From what I know dictionary is considered a function that map a parameters to a variable

How do I define vector c like I did vector b ? is it normal to have a function in a vector in math ?

Answer 1

One question here is how to model Python mathematically.

This is actually somewhat non-trivial because Python allows many features which make this difficult. Consider the following code:

x = []
x.append(x)

How does one model the resulting x mathematically? It is a list that contains itself. Mathematics does allow for this, but it requires an understanding of "corecursion", which is a highly nontrivial topic.

But the issue actually runs even deeper. If we write

x = []
y = []

then in any "nice" mathematical model, we should expect x and y to behave identically to one another. But this is not the case at all, since the statements x.append(1) and y.append(1) have completely different behaviour.

The nature of Python means that if we wish to model what is going on in Python, we must model the entire state of the program from top to bottom as a single mathematical object. This is quite undesirable and cumbersome.

Another question is: what is the mathematical equivalent of a dictionary?

In set-based mathematics, it is possible to define a "sequence" as a function, the domain of which is $\{0, 1, ..., n - 1\}$ for some $n$ (possibly including $n = 0$). This is the mathematical equivalent of a "list" or "tuple" from Python.
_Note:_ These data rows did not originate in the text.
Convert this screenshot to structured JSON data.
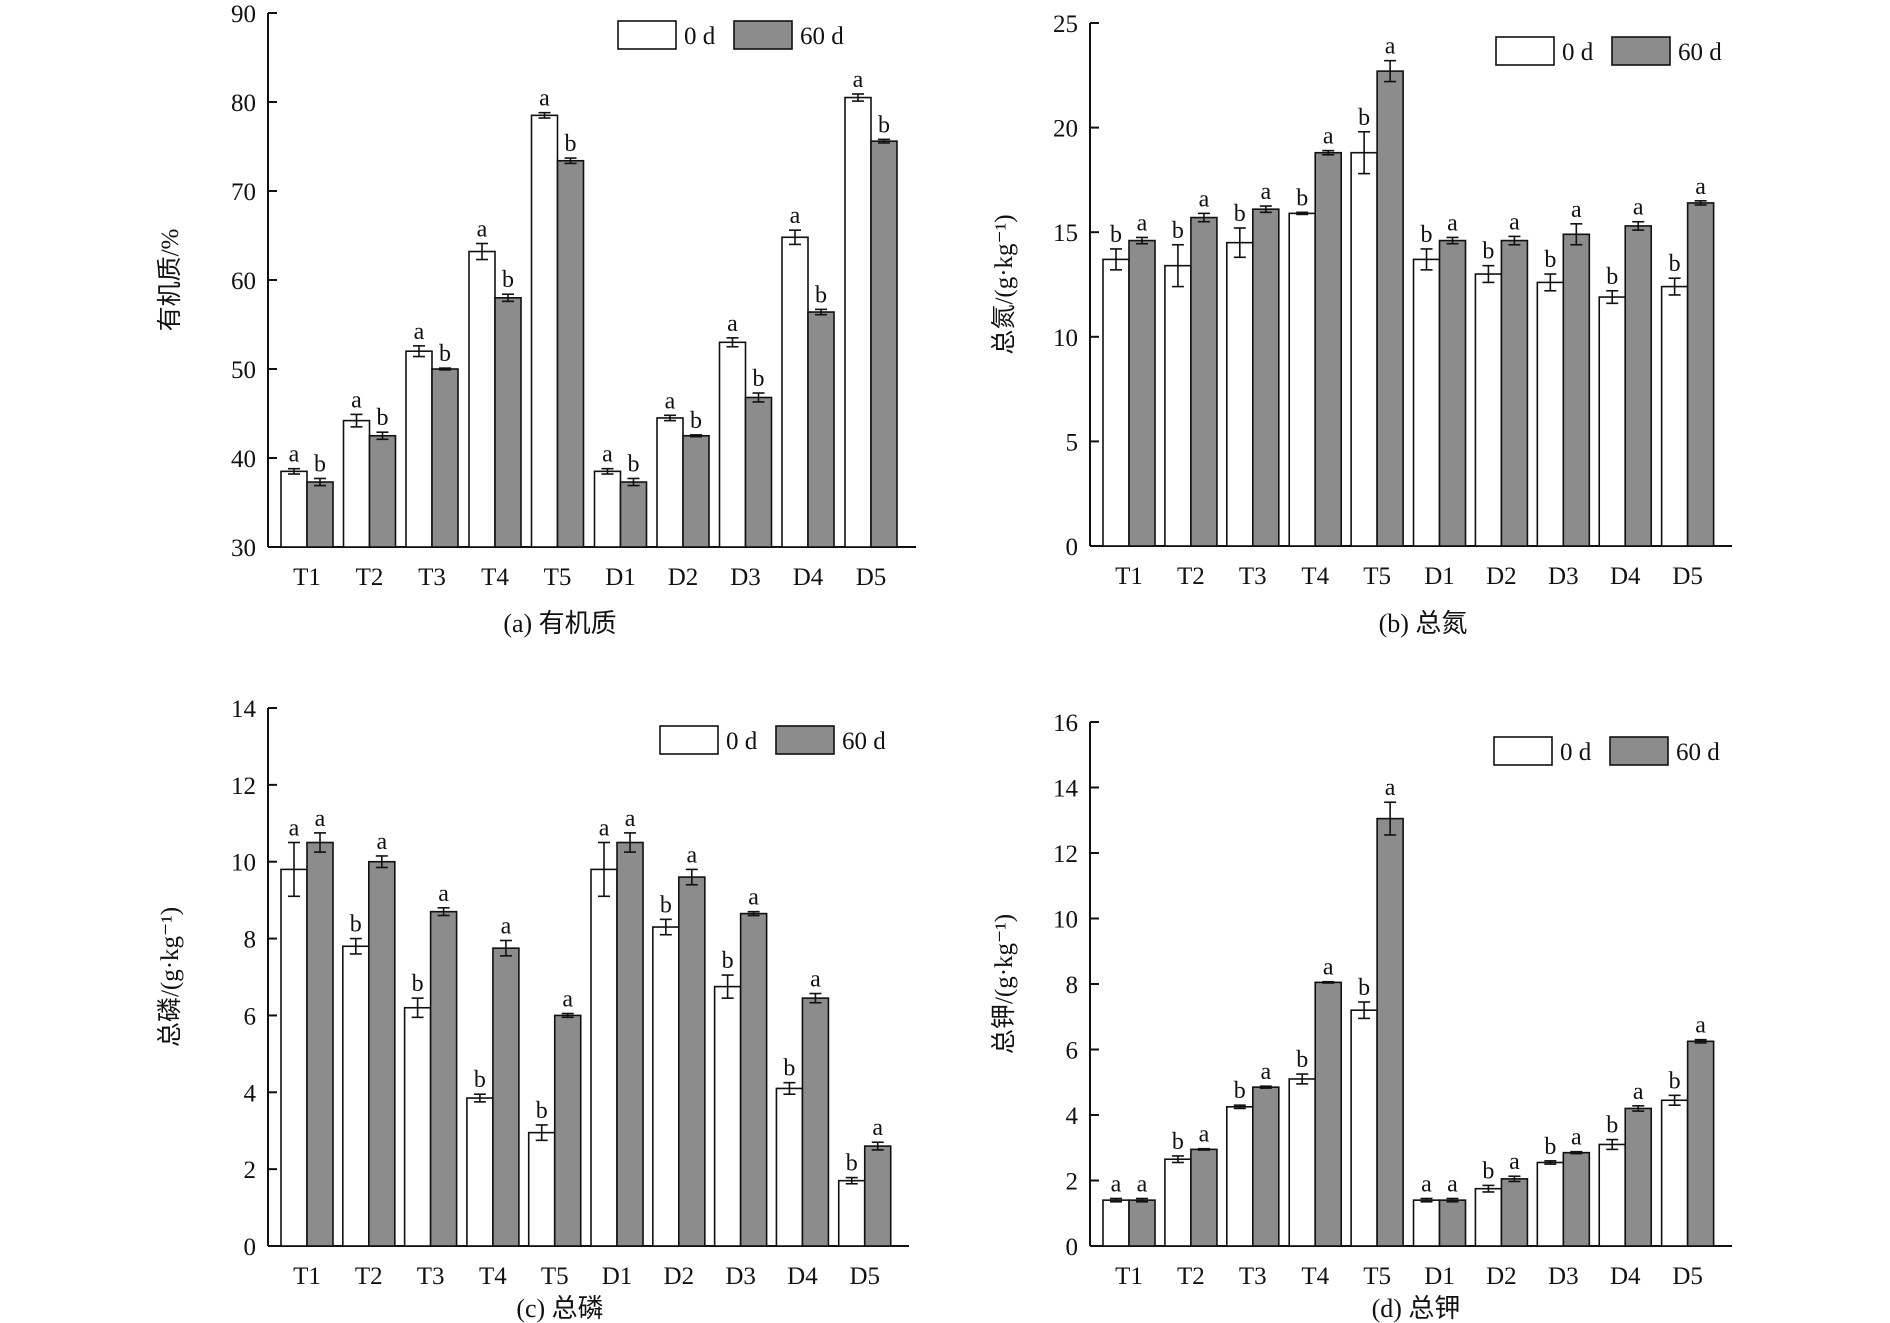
{
  "colors": {
    "bar_0d": "#ffffff",
    "bar_60d": "#8c8c8c",
    "stroke": "#111111"
  },
  "legend": {
    "labels": [
      "0 d",
      "60 d"
    ]
  },
  "chart_data": [
    {
      "type": "bar",
      "caption": "(a) 有机质",
      "ylabel": "有机质/%",
      "ylim": [
        30,
        90
      ],
      "yticks": [
        "30",
        "40",
        "50",
        "60",
        "70",
        "80",
        "90"
      ],
      "categories": [
        "T1",
        "T2",
        "T3",
        "T4",
        "T5",
        "D1",
        "D2",
        "D3",
        "D4",
        "D5"
      ],
      "series": [
        {
          "name": "0 d",
          "values": [
            38.5,
            44.2,
            52.0,
            63.2,
            78.5,
            38.5,
            44.5,
            53.0,
            64.8,
            80.5
          ],
          "errors": [
            0.3,
            0.7,
            0.6,
            0.9,
            0.3,
            0.3,
            0.3,
            0.5,
            0.8,
            0.4
          ],
          "labels": [
            "a",
            "a",
            "a",
            "a",
            "a",
            "a",
            "a",
            "a",
            "a",
            "a"
          ]
        },
        {
          "name": "60 d",
          "values": [
            37.3,
            42.5,
            50.0,
            58.0,
            73.4,
            37.3,
            42.5,
            46.8,
            56.4,
            75.6
          ],
          "errors": [
            0.4,
            0.4,
            0.1,
            0.4,
            0.3,
            0.4,
            0.1,
            0.5,
            0.3,
            0.2
          ],
          "labels": [
            "b",
            "b",
            "b",
            "b",
            "b",
            "b",
            "b",
            "b",
            "b",
            "b"
          ]
        }
      ],
      "legend_position": "top-right"
    },
    {
      "type": "bar",
      "caption": "(b) 总氮",
      "ylabel": "总氮/(g·kg⁻¹)",
      "ylim": [
        0,
        25
      ],
      "yticks": [
        "0",
        "5",
        "10",
        "15",
        "20",
        "25"
      ],
      "categories": [
        "T1",
        "T2",
        "T3",
        "T4",
        "T5",
        "D1",
        "D2",
        "D3",
        "D4",
        "D5"
      ],
      "series": [
        {
          "name": "0 d",
          "values": [
            13.7,
            13.4,
            14.5,
            15.9,
            18.8,
            13.7,
            13.0,
            12.6,
            11.9,
            12.4
          ],
          "errors": [
            0.5,
            1.0,
            0.7,
            0.05,
            1.0,
            0.5,
            0.4,
            0.4,
            0.3,
            0.4
          ],
          "labels": [
            "b",
            "b",
            "b",
            "b",
            "b",
            "b",
            "b",
            "b",
            "b",
            "b"
          ]
        },
        {
          "name": "60 d",
          "values": [
            14.6,
            15.7,
            16.1,
            18.8,
            22.7,
            14.6,
            14.6,
            14.9,
            15.3,
            16.4
          ],
          "errors": [
            0.15,
            0.2,
            0.15,
            0.1,
            0.5,
            0.15,
            0.2,
            0.5,
            0.2,
            0.1
          ],
          "labels": [
            "a",
            "a",
            "a",
            "a",
            "a",
            "a",
            "a",
            "a",
            "a",
            "a"
          ]
        }
      ],
      "legend_position": "top-right"
    },
    {
      "type": "bar",
      "caption": "(c) 总磷",
      "ylabel": "总磷/(g·kg⁻¹)",
      "ylim": [
        0,
        14
      ],
      "yticks": [
        "0",
        "2",
        "4",
        "6",
        "8",
        "10",
        "12",
        "14"
      ],
      "categories": [
        "T1",
        "T2",
        "T3",
        "T4",
        "T5",
        "D1",
        "D2",
        "D3",
        "D4",
        "D5"
      ],
      "series": [
        {
          "name": "0 d",
          "values": [
            9.8,
            7.8,
            6.2,
            3.85,
            2.95,
            9.8,
            8.3,
            6.75,
            4.1,
            1.7
          ],
          "errors": [
            0.7,
            0.2,
            0.25,
            0.1,
            0.2,
            0.7,
            0.2,
            0.3,
            0.15,
            0.08
          ],
          "labels": [
            "a",
            "b",
            "b",
            "b",
            "b",
            "a",
            "b",
            "b",
            "b",
            "b"
          ]
        },
        {
          "name": "60 d",
          "values": [
            10.5,
            10.0,
            8.7,
            7.75,
            6.0,
            10.5,
            9.6,
            8.65,
            6.45,
            2.6
          ],
          "errors": [
            0.25,
            0.15,
            0.1,
            0.2,
            0.05,
            0.25,
            0.2,
            0.05,
            0.12,
            0.1
          ],
          "labels": [
            "a",
            "a",
            "a",
            "a",
            "a",
            "a",
            "a",
            "a",
            "a",
            "a"
          ]
        }
      ],
      "legend_position": "top-right"
    },
    {
      "type": "bar",
      "caption": "(d) 总钾",
      "ylabel": "总钾/(g·kg⁻¹)",
      "ylim": [
        0,
        16
      ],
      "yticks": [
        "0",
        "2",
        "4",
        "6",
        "8",
        "10",
        "12",
        "14",
        "16"
      ],
      "categories": [
        "T1",
        "T2",
        "T3",
        "T4",
        "T5",
        "D1",
        "D2",
        "D3",
        "D4",
        "D5"
      ],
      "series": [
        {
          "name": "0 d",
          "values": [
            1.4,
            2.65,
            4.25,
            5.1,
            7.2,
            1.4,
            1.75,
            2.55,
            3.1,
            4.45
          ],
          "errors": [
            0.05,
            0.1,
            0.05,
            0.15,
            0.25,
            0.05,
            0.1,
            0.05,
            0.15,
            0.15
          ],
          "labels": [
            "a",
            "b",
            "b",
            "b",
            "b",
            "a",
            "b",
            "b",
            "b",
            "b"
          ]
        },
        {
          "name": "60 d",
          "values": [
            1.4,
            2.95,
            4.85,
            8.05,
            13.05,
            1.4,
            2.05,
            2.85,
            4.2,
            6.25
          ],
          "errors": [
            0.05,
            0.02,
            0.03,
            0.02,
            0.5,
            0.05,
            0.08,
            0.03,
            0.08,
            0.05
          ],
          "labels": [
            "a",
            "a",
            "a",
            "a",
            "a",
            "a",
            "a",
            "a",
            "a",
            "a"
          ]
        }
      ],
      "legend_position": "top-right"
    }
  ]
}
More generally, one can define a "dictionary" as a function whose domain is finite. Clearly, sequences are a special case of "dictionaries" in mathematics. Generally, mathematicians have little use for "dictionaries" (and don't call them dictionaries), preferring to simply work with functions in general.

Note that the "values" of a sequence or a dictionary can be anything at all under this definition. It is quite normal in mathematics to work with sequences of all kinds of things. One speaks of sequences of sets, sequences of numbers, sequences of functions, sequences of sequences, etc.